This is not all I’ve been doing while this blog got thinner and thinner. As many of you may know, a lot has been going on in the LGBT inclusivity arena as well…painful and arduous experiences which led us to our present church community, where I have thrown myself into providing a stable visual art worship component. This has become a ministry—an outpouring of the gifts I have been given. Also in the mix is this blog which I have so enjoyed writing, AD’s cancer recurrence and my becoming a care provider. I am leaving out many lesser projects and tasks that wove in and out these past months in addition to the aforementioned. It is enough to say that I have learned that multi-tasking is impossible, but serial tasking is not only possible, it’s good medicine for both chem0brain and elderbrain.

So, I see the light at the end of the tunnel and it’s welcome…like springtime. Life’s rhythms are returning to a normal level of busy with time to even clean house every now and then (ugh!). In 1 week Big Dawg and I will become members of our new church and 10 days after that we will pick up our rented van, pack it full of all the MAW stuff, get in and head out to Cincinnati. The only gray spot in all of this rosy, forward tilt is the reality of AD’s health. Right now, as I write this, she is having a CT scan to determine the state of the state.
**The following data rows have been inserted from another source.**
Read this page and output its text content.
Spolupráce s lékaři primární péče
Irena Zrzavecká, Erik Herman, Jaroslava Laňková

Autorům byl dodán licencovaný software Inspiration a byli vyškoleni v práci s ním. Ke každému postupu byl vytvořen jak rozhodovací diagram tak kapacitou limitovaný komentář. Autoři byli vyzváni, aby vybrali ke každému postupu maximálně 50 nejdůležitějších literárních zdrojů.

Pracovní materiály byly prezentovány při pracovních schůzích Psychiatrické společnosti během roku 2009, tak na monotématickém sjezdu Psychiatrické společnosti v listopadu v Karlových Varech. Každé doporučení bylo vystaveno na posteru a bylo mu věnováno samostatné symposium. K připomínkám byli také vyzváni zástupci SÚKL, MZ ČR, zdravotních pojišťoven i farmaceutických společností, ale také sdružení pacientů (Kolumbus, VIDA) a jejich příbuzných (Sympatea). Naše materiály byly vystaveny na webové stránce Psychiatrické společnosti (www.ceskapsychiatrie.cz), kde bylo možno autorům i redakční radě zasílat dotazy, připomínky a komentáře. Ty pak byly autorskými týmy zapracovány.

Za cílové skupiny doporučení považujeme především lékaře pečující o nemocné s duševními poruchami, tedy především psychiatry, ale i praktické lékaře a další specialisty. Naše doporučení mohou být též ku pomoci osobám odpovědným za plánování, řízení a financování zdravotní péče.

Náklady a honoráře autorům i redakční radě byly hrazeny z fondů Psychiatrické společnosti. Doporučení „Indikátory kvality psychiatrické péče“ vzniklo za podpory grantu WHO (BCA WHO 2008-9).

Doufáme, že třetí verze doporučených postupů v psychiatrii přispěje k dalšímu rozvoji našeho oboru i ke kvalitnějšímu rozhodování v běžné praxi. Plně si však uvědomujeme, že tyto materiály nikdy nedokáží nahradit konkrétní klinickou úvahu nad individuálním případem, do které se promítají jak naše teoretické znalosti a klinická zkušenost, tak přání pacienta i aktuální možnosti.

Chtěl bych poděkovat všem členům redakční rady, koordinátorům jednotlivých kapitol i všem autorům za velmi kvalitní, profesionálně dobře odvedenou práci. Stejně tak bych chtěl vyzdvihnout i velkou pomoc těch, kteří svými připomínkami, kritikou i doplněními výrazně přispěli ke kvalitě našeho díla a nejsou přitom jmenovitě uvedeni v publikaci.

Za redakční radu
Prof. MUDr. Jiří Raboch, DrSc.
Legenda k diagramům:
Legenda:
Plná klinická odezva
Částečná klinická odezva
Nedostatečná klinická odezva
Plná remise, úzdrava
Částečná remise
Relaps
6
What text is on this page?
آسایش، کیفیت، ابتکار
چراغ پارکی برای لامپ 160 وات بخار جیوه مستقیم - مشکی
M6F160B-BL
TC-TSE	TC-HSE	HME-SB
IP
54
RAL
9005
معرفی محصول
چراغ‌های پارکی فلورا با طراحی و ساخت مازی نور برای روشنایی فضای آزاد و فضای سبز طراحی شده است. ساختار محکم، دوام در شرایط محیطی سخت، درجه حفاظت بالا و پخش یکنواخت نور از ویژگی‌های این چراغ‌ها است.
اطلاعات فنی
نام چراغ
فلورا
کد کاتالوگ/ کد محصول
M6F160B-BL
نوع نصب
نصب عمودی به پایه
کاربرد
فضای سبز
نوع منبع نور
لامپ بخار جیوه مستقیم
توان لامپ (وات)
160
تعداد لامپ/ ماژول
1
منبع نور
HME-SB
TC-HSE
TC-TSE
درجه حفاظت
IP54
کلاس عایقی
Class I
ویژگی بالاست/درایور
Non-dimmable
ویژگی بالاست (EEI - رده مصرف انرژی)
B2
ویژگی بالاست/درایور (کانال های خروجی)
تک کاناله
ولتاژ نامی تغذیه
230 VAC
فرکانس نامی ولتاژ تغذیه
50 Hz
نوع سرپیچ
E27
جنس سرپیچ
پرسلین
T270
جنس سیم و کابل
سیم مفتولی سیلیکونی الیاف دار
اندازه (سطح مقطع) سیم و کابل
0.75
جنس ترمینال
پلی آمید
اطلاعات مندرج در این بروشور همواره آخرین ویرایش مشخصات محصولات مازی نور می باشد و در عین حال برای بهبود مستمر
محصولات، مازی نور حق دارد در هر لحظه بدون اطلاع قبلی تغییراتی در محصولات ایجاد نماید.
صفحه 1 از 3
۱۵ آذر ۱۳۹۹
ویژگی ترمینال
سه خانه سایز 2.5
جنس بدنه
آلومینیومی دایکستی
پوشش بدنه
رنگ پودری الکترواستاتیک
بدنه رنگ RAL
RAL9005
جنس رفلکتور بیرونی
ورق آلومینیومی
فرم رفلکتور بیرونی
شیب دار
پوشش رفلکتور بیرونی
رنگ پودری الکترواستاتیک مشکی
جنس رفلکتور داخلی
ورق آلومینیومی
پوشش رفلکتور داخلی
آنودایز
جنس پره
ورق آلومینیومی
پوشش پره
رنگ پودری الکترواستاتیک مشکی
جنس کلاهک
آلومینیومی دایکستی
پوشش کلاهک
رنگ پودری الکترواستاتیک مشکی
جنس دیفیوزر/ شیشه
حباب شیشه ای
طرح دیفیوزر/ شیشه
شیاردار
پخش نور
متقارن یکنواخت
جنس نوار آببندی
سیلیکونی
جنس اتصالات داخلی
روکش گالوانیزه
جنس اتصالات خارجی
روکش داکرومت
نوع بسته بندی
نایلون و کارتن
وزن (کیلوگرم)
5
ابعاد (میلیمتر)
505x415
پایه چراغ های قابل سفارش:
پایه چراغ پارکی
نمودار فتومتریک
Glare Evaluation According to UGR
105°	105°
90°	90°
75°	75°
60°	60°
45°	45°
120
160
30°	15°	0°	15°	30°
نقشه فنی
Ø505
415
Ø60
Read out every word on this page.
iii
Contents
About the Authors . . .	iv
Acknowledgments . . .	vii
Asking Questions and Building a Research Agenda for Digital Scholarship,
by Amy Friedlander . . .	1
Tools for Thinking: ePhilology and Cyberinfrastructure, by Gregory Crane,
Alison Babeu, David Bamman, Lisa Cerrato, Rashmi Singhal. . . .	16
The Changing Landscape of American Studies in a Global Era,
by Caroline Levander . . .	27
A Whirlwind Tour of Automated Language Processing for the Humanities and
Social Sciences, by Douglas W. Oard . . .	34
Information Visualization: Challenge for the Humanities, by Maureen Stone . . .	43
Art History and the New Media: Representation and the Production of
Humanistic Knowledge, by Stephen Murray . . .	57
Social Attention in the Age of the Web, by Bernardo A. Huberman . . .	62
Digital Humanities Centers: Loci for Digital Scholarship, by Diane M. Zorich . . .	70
We live in the now and celebrate it, breathing in and breathing out…


2010 in like a lion

2010 came in like a lion…we hope it goes out like a lamb.

Full of hopeful anticipation, my partner, Big Dawg and I drove to a popular little 70’s, retro,  coffee shop/diner about 15 miles west of the city to meet with the pastor of the”open and welcoming,” Mennonite church we have been attending for the past seven months. Our mission was to share our stories and discuss membership.

We were packed in table to table, with barely room to lean back in our chairs…but that goes along with retro 70’s, flower-power and all of that fun nostalgia, I am told. At the table immediately behind us…and I do mean behind us…were three persons: a young man sitting alone on the side nearest us (directly behind BD) and two women (or one woman and one man…I don’t remember which) on the side opposite. Sometime in the midst of our private conversation—in the midst of a universe of private conversations—the three people got up and left. It was after we’d closed with a  prayer of thanksgiving, that BD noticed her wallet was missing from her bag. She was sure she must have left it at home and we quickly went home to reassure ourselves.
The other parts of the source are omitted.